We’re affiliate online lead generation professionals. Our websites are our livelihood. As a result we seem to be in a constant state of revising our sites or developing new ones. The following article is designed as resource to help make your sites better, no matter whether you are re-designing or just revising.
As Barry from Feldman Creative puts it…”Dull Won’t Work.” Not with pencils and certainly not with ideas. Within seconds, a user not only judges your site for helpful and appealing design, they will decide if your site meets their needs. You better be ready for them.
1. Do Your Homework: Study what your competition is doing; who are the big dogs leading in your keywords? What can you learn from them? Don’t steal. Make it your own. Besides, it does no good to steal it, as any kind of marketing requires that you put your own personal spin on it. But don’t stop with your competitors. You can learn a lot by studying other successful, unrelated sites that you like. Navigation, style of design, copywriting, etc. You can learn a lot about these things by going to sites you like, regardless of the industry.
2. Know who’s coming to dinner. Know who your customer is. Know what are they looking for when they come to your site.
3. Keep your system manageable. To make changes easily, a CMS such as WordPress will make your life easier when you go to make revisions.
4, 5. Easy navigation. Don’t reinvent website layout. It not only does not play well with search engine rankings, but customers have come to expect certain information to be in certain locations on websites. For the greatest conversions possible, put the info where it they expect to find it.
6. Create Magnetic Content. Yes. Feldman also says the following: “Content is your site’s reason for being.” I will respectfully disagree. Helping your customer by using all of the tools at your disposal (images, video, good writing, quotes, guest bloggers, white papers, etc) is your site’s reason for being. I think it’s the difference between designing a site for Google vs. one designed for your customers. I am of the opinion the customer experience comes first. Just imagine if Amazon had a 700 page article for every product.
7. It’s not all about you. Write for your customer. They want to know how your site will help them. Remove as many “I’s”, “me’s”, and “we’s” as you can. Think of “you’s.”

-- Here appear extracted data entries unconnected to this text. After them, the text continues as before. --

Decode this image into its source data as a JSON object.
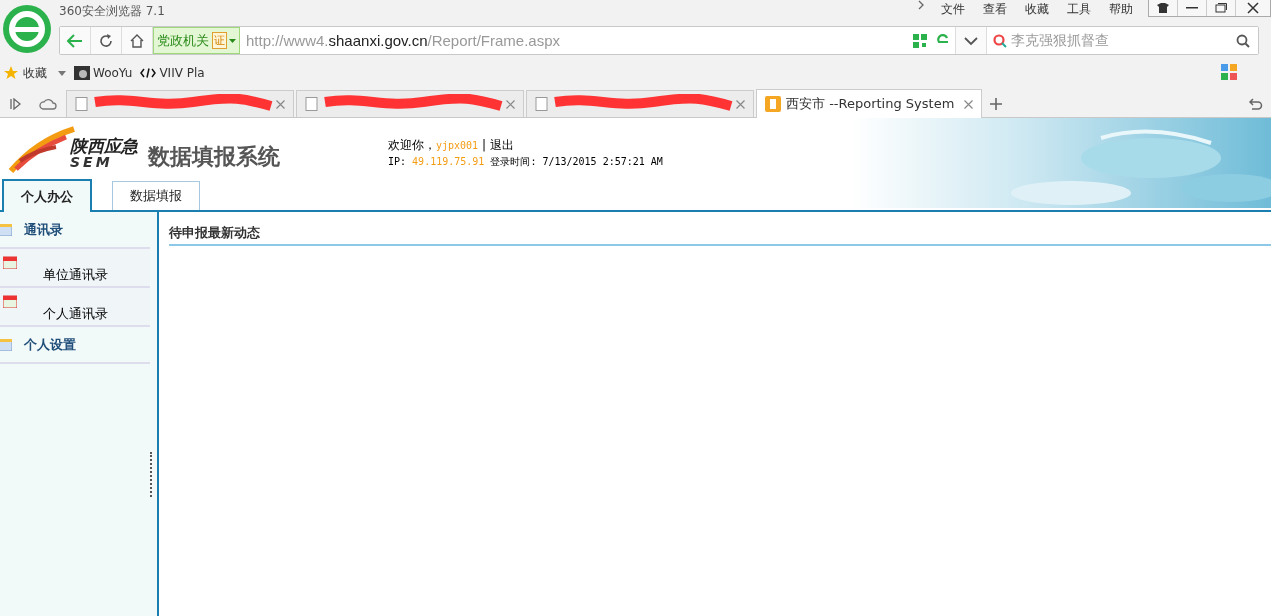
{
  "browser": {
    "title": "360安全浏览器 7.1",
    "menu": [
      "文件",
      "查看",
      "收藏",
      "工具",
      "帮助"
    ],
    "address": {
      "badge": "党政机关",
      "badge_mark": "证",
      "url_prefix": "http://www4.",
      "url_domain": "shaanxi.gov.cn",
      "url_path": "/Report/Frame.aspx"
    },
    "search": {
      "placeholder": "李克强狠抓督查"
    },
    "bookmarks": [
      {
        "label": "收藏",
        "kind": "favorites"
      },
      {
        "label": "WooYu",
        "kind": "site"
      },
      {
        "label": "VIIV Pla",
        "kind": "code"
      }
    ],
    "tabs": [
      {
        "selected": false,
        "redacted": true
      },
      {
        "selected": false,
        "redacted": true
      },
      {
        "selected": false,
        "redacted": true
      },
      {
        "label": "西安市 --Reporting System",
        "selected": true,
        "redacted": false
      }
    ]
  },
  "page": {
    "logo": {
      "name": "陕西应急",
      "abbr": "SEM"
    },
    "system_title": "数据填报系统",
    "welcome": "欢迎你，",
    "user": "yjpx001",
    "separator": "|",
    "logout": "退出",
    "ip_label": "IP:",
    "ip": "49.119.75.91",
    "login_label": "登录时间:",
    "login_time": "7/13/2015 2:57:21 AM",
    "nav_tabs": [
      {
        "label": "个人办公",
        "selected": true
      },
      {
        "label": "数据填报",
        "selected": false
      }
    ],
    "sidebar": [
      {
        "label": "通讯录",
        "kind": "group"
      },
      {
        "label": "单位通讯录",
        "kind": "item"
      },
      {
        "label": "个人通讯录",
        "kind": "item"
      },
      {
        "label": "个人设置",
        "kind": "group"
      }
    ],
    "section_title": "待申报最新动态"
  }
}
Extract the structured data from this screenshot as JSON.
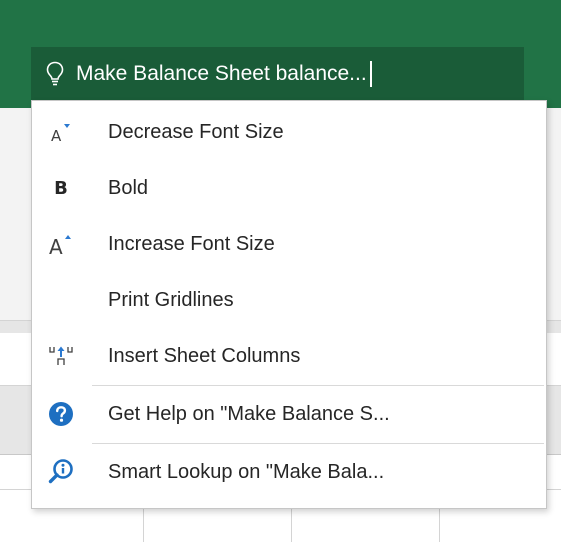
{
  "tell_me": {
    "query": "Make Balance Sheet balance..."
  },
  "menu": {
    "items": [
      {
        "label": "Decrease Font Size",
        "icon": "decrease-font-icon"
      },
      {
        "label": "Bold",
        "icon": "bold-icon"
      },
      {
        "label": "Increase Font Size",
        "icon": "increase-font-icon"
      },
      {
        "label": "Print Gridlines",
        "icon": ""
      },
      {
        "label": "Insert Sheet Columns",
        "icon": "insert-columns-icon"
      },
      {
        "label": "Get Help on \"Make Balance S...",
        "icon": "help-icon"
      },
      {
        "label": "Smart Lookup on \"Make Bala...",
        "icon": "smart-lookup-icon"
      }
    ]
  },
  "colors": {
    "ribbon_green": "#217346",
    "search_box": "#1a5c38",
    "icon_blue": "#2b79d0",
    "help_blue": "#1e6fc1"
  }
}
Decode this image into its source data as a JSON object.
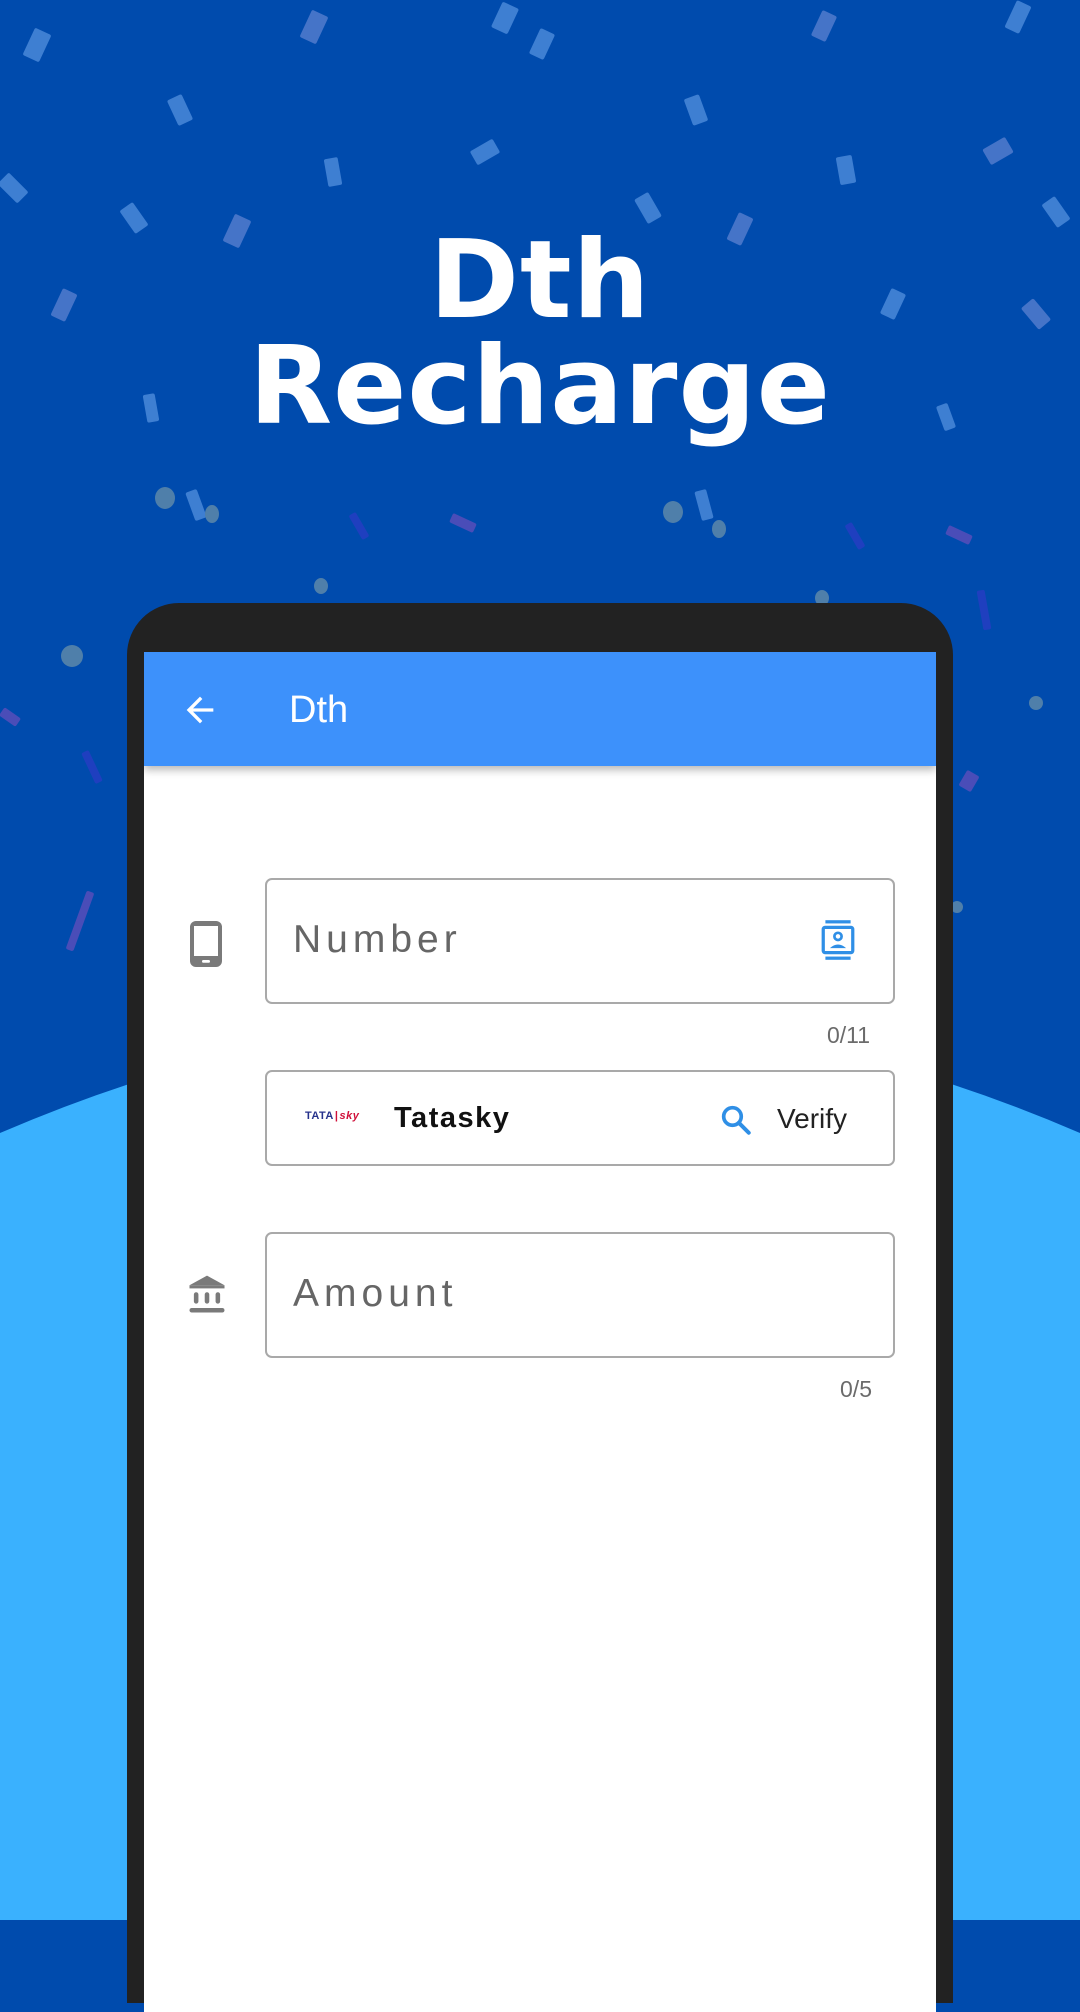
{
  "hero": {
    "title_line1": "Dth",
    "title_line2": "Recharge"
  },
  "colors": {
    "background_dark": "#004bad",
    "background_light": "#3ab1fe",
    "app_bar": "#3d91fb",
    "accent_icon": "#2f8fe6",
    "phone_bezel": "#222222"
  },
  "app_bar": {
    "back_icon": "arrow-left-icon",
    "title": "Dth"
  },
  "form": {
    "number_field": {
      "leading_icon": "smartphone-icon",
      "label": "Number",
      "trailing_icon": "contacts-icon",
      "value": "",
      "counter": "0/11"
    },
    "operator_field": {
      "logo_text_tata": "TATA",
      "logo_text_sky": "sky",
      "operator_name": "Tatasky",
      "verify_icon": "search-icon",
      "verify_label": "Verify"
    },
    "amount_field": {
      "leading_icon": "bank-icon",
      "label": "Amount",
      "value": "",
      "counter": "0/5"
    }
  }
}
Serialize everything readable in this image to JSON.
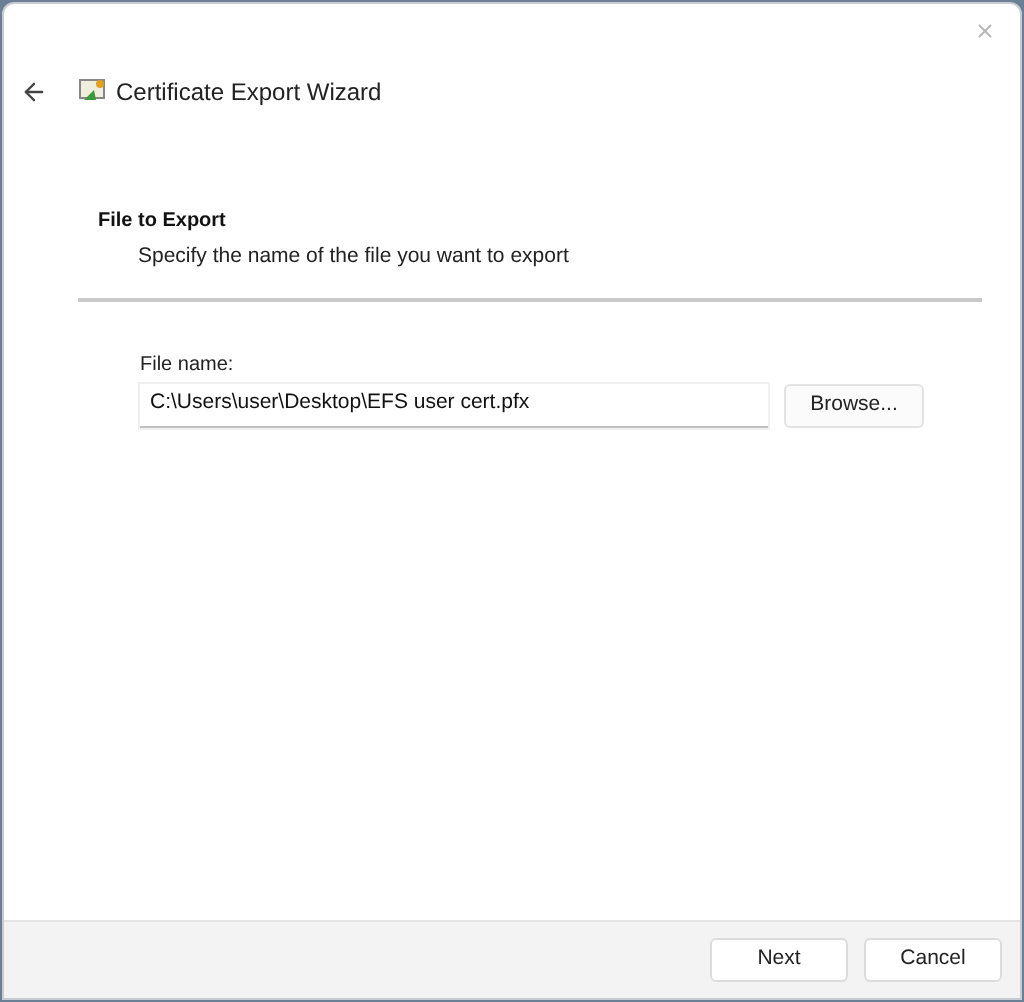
{
  "window": {
    "title": "Certificate Export Wizard"
  },
  "header": {
    "title": "File to Export",
    "subtitle": "Specify the name of the file you want to export"
  },
  "file_name": {
    "label": "File name:",
    "value": "C:\\Users\\user\\Desktop\\EFS user cert.pfx"
  },
  "browse_button": "Browse...",
  "buttons": [
    "Next",
    "Cancel"
  ]
}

8. “Publish and Push.” After publishing content, tell your customers about it with your RSS feed. Do your best to make sure social media is aware of your story and they share it.
8a. Have a forum for customers to replay to your content.
9. Make sure website is mobile ready.
10. Get rid of flash. It might work for some games, but if you’re trying to get today’s consumer to first, become engaged by, then second, purchase from you, your site needs to load fast.
11. Follow the “F”. Feldman cites a study that says that users follow an “F” shaped pattern when going to any of your pages. Think about it. Top navigation bar; side navigation bar. Important stuff at the top and along the left side. Design with that in mind.
12. Trust the Pros. If someone offers to write for you for five bucks an article…that’s probably what it will be worth. Pay for and trust talented people. Yourself included of course.
13. Use your metrics to constantly improve your site. As your site ages, it becomes additionally important to review what pages are working and what ones are not. Which ones have bad links. Which pages are attracting visitors to your site?
A final recommendation. Make a plan and checklist. It’s so easy to put off and never complete website revisions (building the site from scratch is usually the easy part; tons of motivation.) Keep yourself motivated. Plan rewards for yourself when you complete certain parts of your revisions. It’s sounds elementary, but it works. Good luck!